“I render in a way that is most respectful to the subject,” painter and creative Delfin Finley says of his lifelike paintings. “I want the viewer to look at the subjects in the inactive reverence that’s not offered to communities of color, to question whether the subjects are resigned to carrying the weight of the ropes or empowered by them to move forward.” The ropes that Finley mentions are both literal and figurative—systems and structures that have disproportionately impacted people of color throughout the history of the United States and a constant focal point throughout his hyperrealistic portraits and abstractions.
A native of Los Angeles, and the son of fashion designer parents, the arts were ingrained in Finley’s day-to-day from an early age. While immersed in the bustling city, Finley gravitated toward the essence of L.A.’s graffiti scene. “Graffiti is something that I [saw] every day growing up—all over the walls, the neighborhood,” Finley shares. “It drew me in because it was people getting their message across in any way—they’re literally risking their entire livelihoods.”
Though the arts were ubiquitous in Finley’s upbringing, it wasn’t until the then-emerging artist met L.A.-based graffiti artist EL MAC that it became real. Guiding Finley artistically, he and other local artists showed Finley the ropes, later cementing that a creative career was tangible for the burgeoning artist.
After beginning a degree at ArtCenter in Pasadena shortly after, Finley’s 2017 debut solo show saw the artist’s signature, thought-provoking aesthetic on full display for the first time. Brimming with takes on the artist’s friends and family—Tyler, the Creator, Earl Sweatshirt, his father, Ron—the exhibition was met with immense success. Finley depicts his subjects in the type of manner that Caravaggio, Rembrandt, and Rubens did—though Finley places communities of color in contexts and spaces that historically have not been afforded throughout history.

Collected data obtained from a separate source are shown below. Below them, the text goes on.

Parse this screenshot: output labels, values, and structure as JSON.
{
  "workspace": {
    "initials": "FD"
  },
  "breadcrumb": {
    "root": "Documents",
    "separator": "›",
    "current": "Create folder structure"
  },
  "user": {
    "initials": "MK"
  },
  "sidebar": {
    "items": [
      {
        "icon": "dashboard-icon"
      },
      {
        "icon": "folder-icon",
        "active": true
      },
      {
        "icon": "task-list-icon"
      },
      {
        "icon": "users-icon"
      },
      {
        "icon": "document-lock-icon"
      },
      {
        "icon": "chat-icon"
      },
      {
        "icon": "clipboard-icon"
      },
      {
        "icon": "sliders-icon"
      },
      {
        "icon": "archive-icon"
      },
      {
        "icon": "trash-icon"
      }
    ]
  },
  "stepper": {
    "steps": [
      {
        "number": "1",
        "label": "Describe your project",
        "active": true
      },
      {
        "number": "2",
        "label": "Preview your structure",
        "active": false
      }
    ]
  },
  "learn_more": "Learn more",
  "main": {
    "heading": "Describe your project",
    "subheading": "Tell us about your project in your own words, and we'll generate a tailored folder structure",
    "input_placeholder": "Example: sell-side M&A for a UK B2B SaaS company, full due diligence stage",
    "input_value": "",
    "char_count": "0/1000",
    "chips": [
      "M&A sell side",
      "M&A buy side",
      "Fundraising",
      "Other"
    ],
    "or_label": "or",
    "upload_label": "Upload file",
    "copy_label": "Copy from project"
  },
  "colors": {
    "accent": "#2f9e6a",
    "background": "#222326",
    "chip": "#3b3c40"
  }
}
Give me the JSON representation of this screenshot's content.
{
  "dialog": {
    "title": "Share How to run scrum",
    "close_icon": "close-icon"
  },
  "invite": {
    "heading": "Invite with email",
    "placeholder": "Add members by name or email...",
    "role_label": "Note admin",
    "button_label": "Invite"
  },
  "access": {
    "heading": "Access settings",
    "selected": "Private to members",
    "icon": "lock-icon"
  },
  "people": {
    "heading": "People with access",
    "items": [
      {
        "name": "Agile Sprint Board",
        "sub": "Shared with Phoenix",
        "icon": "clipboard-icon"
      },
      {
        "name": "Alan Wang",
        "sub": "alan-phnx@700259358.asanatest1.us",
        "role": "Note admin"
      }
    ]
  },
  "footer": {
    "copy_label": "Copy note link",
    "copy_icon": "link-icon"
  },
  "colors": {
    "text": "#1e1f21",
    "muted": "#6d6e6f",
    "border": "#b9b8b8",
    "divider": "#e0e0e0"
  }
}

While Finley’s brushstroke is fluid, it is also innately precise—embodying an innate sense of realism that rivals the snapshot of a DSLR camera. Gearing up for a solo show titled Coalescence in May, Finley is decisive in his next steps. Though he remains guarded about the contents, viewers can expect the artist’s signature style, with new explorations on display. “This collection of work captures a higher level of awareness and finds more ways to convey how I imagine the world should be,” Finley shares.“If I can inspire you to feel, to take in a different perspective, and maybe even walk away ruminating about the cause and effect of my work, I have succeeded.”
Coalescence is on view at the David Kordansky Gallery May 12 to June 16, 2023.